3/23 - Budapest, Hungary

This was our last day in Hungary. We decided to walk to the zoo and spend time there and around that area (which had a park). The zoo was behind Hero's Monument, so first we walked there and took some more pictures. Today was sunny and warm and the last time we were there it was cloudy and cold.

Along the way we saw...the same black guy from the previous day. A city of 2.5 million and the only two black guys see each other twice. Go figure.

Also, along the way, we saw a group of American Indians playing music and selling CDs. As an adult, outside of a casino, I've never seen a pure blooded American Indian. Now I'm in Eastern Europe and I've seen more of them than of my own people. They were decked out in full native garb and playing traditional music. It was yet another surreal moment.

Anyway, we walked around the park for a while and then went into the zoo. This provided our last surreal moment of the trip. You can see the pictures on my website, but I'm telling you this was the Island of Dr. Moreau. This is the zoo where Cat-Dog was created. Scary things were happening here.

What am I talking about? Well, a pig-sheep to start with. Picture the largest, fattest pig you can imagine. Then, picture it with wool. Lots of wool. Not fur, not hair, but white wool. Not enough for you? What about a duck with brilliant colors but the head of a chicken? And, furthermore, all of the animals were big. Bigger than the counterparts I've seen in American zoos. I didn't know what they were feeding the animals, but I think the people were eating it too as there were a lot of huge Hungarians also.

Otherwise the zoo was pretty "normal" and was actually quite good. Where I live the Cleveland zoo spent a few million and made a several acre wolf area. Only problem is you can never see the wolves. They even have cameras to help you see them, but you can't. Here they had a cage about the size of a football field with about 7 or 8 wolves in it running around and playing. Yes, there were lions and tigers and bears. All very healthy. And camels and birds and snakes. All normal zoo animals and all very healthy looking and all huge.

There were only two other strange things. First, they had raccoons there. This was funny to me as I see raccoons when looking out of my kitchen window. But since they are native to North America, I guess it was a "treat" there. Second, the animals were arranged in a mixed fashion. You'd walk into one building and see a snake, monkeys, and fish. You'd walk into another building and see spiders, fox-like things, and fish (fish seemed to be everywhere). And inside of the cages, there were mixtures too. Several species of snakes in one cage. Monkeys with groundhog looking things and birds in one cage, etc.

After the zoo we walked by the circus which was next door. It was closed for the season but looked like it would be fun. We also tried to go into another art museum but it just wasn't doing it for us.

Next we walked back to the hotel and had a final Hungarian meal. We then went out to some of our favorite bars (including the Yes bar) and had a round at each. It was then time to say goodbye to Hungary.
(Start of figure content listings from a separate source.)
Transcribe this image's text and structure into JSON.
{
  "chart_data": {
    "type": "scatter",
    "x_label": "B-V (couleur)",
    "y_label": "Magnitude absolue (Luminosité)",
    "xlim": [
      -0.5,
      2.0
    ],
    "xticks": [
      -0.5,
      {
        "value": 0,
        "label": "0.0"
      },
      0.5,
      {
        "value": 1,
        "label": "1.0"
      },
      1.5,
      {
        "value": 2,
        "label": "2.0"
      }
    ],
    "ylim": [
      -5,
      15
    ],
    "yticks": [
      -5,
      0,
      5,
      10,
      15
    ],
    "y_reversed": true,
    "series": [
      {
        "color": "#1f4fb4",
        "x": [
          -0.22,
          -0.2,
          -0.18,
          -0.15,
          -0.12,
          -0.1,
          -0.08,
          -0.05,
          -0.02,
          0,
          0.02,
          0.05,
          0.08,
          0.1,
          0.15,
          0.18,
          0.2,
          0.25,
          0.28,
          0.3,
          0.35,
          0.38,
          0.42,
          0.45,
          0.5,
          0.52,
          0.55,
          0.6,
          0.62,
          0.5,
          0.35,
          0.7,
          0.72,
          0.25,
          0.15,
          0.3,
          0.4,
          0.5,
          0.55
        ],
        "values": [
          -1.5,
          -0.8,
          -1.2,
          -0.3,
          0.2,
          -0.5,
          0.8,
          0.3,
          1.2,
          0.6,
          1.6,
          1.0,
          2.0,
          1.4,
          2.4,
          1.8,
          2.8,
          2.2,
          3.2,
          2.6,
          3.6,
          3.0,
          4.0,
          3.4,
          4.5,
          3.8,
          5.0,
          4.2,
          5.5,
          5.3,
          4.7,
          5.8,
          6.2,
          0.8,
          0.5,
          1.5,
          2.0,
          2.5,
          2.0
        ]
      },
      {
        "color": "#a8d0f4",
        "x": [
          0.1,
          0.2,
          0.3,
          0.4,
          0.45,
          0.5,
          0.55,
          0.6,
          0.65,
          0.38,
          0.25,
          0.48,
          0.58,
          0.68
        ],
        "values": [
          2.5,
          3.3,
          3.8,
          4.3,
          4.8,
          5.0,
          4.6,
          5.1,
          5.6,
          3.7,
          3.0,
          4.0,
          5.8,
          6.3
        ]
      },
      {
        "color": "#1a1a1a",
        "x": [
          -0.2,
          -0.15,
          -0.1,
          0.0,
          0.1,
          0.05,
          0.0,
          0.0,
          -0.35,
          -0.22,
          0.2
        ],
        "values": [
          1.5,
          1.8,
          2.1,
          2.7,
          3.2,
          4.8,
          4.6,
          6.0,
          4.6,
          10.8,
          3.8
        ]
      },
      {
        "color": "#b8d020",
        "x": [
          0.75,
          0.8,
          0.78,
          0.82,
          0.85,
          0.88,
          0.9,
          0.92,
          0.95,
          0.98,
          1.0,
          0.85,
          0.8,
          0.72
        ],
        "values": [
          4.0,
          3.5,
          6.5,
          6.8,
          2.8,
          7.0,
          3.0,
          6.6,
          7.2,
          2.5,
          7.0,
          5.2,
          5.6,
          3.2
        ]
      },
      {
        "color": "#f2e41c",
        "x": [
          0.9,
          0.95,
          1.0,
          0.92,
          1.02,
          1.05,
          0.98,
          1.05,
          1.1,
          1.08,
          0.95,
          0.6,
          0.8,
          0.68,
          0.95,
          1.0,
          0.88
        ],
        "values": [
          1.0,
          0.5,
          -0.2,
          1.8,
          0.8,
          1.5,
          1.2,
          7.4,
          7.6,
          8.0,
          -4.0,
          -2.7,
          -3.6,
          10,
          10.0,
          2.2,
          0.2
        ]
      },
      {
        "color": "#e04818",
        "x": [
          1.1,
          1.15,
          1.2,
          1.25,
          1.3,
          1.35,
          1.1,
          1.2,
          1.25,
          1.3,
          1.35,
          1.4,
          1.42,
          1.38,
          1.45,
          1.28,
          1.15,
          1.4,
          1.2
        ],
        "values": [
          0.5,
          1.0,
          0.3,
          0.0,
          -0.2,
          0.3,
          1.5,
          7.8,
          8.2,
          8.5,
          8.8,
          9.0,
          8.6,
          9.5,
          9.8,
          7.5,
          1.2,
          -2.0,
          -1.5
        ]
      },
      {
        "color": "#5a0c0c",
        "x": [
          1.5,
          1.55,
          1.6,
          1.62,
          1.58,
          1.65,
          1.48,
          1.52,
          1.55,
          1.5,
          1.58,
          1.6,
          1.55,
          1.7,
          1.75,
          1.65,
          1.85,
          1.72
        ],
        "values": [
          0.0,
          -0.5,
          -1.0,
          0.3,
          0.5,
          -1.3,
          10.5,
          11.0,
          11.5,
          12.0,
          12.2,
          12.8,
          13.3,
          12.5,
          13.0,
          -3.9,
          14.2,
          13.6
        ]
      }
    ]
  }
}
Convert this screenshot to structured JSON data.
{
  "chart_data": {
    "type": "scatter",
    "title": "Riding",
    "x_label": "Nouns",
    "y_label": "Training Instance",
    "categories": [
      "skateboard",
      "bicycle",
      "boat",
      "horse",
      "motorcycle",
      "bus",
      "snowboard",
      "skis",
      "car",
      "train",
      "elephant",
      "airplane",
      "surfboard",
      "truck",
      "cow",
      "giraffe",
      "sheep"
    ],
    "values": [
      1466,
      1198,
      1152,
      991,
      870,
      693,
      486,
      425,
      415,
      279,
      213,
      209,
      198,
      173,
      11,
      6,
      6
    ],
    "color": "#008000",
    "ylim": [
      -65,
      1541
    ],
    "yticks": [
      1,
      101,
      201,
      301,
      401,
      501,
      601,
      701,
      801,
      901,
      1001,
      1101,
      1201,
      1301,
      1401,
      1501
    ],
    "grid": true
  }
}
3/24 - 3/26 London, England

Nothing much to say about these days other than London is expensive. What we spent in 2 days in London was almost twice what we spent in 3 days in Romania (and that was with our great Priceline hotel deal). Still, we were there to meet up with some friends so we drank a lot, saw a few sights, and had a great time. Then we flew home.

By the way, since I mentioned our hotel was right next to a tube stop, you are probably wondering if we got lost getting to it. I'm happy to report that we did. In all fairness, we asked people on the street and even went into a few pubs where the hotel was. We even asked where the street was that the hotel was on. No one knew. We did eventually find it. We needed to make a 180 and get to the opposite side of the tube entranceway. Then the hotel was recessed in a little street. Very sneaky and very British.

In Summary

Hmmm...the report is really long enough as it is so I won't add much more. I will just reiterate that we really liked Hungary and we liked the people- part of Romania. Food in Hungary was top-notch and, if in Budapest, you must a) go to the zoo and b) go to Eger.

If you are still reading at this point, please stop. The report is over!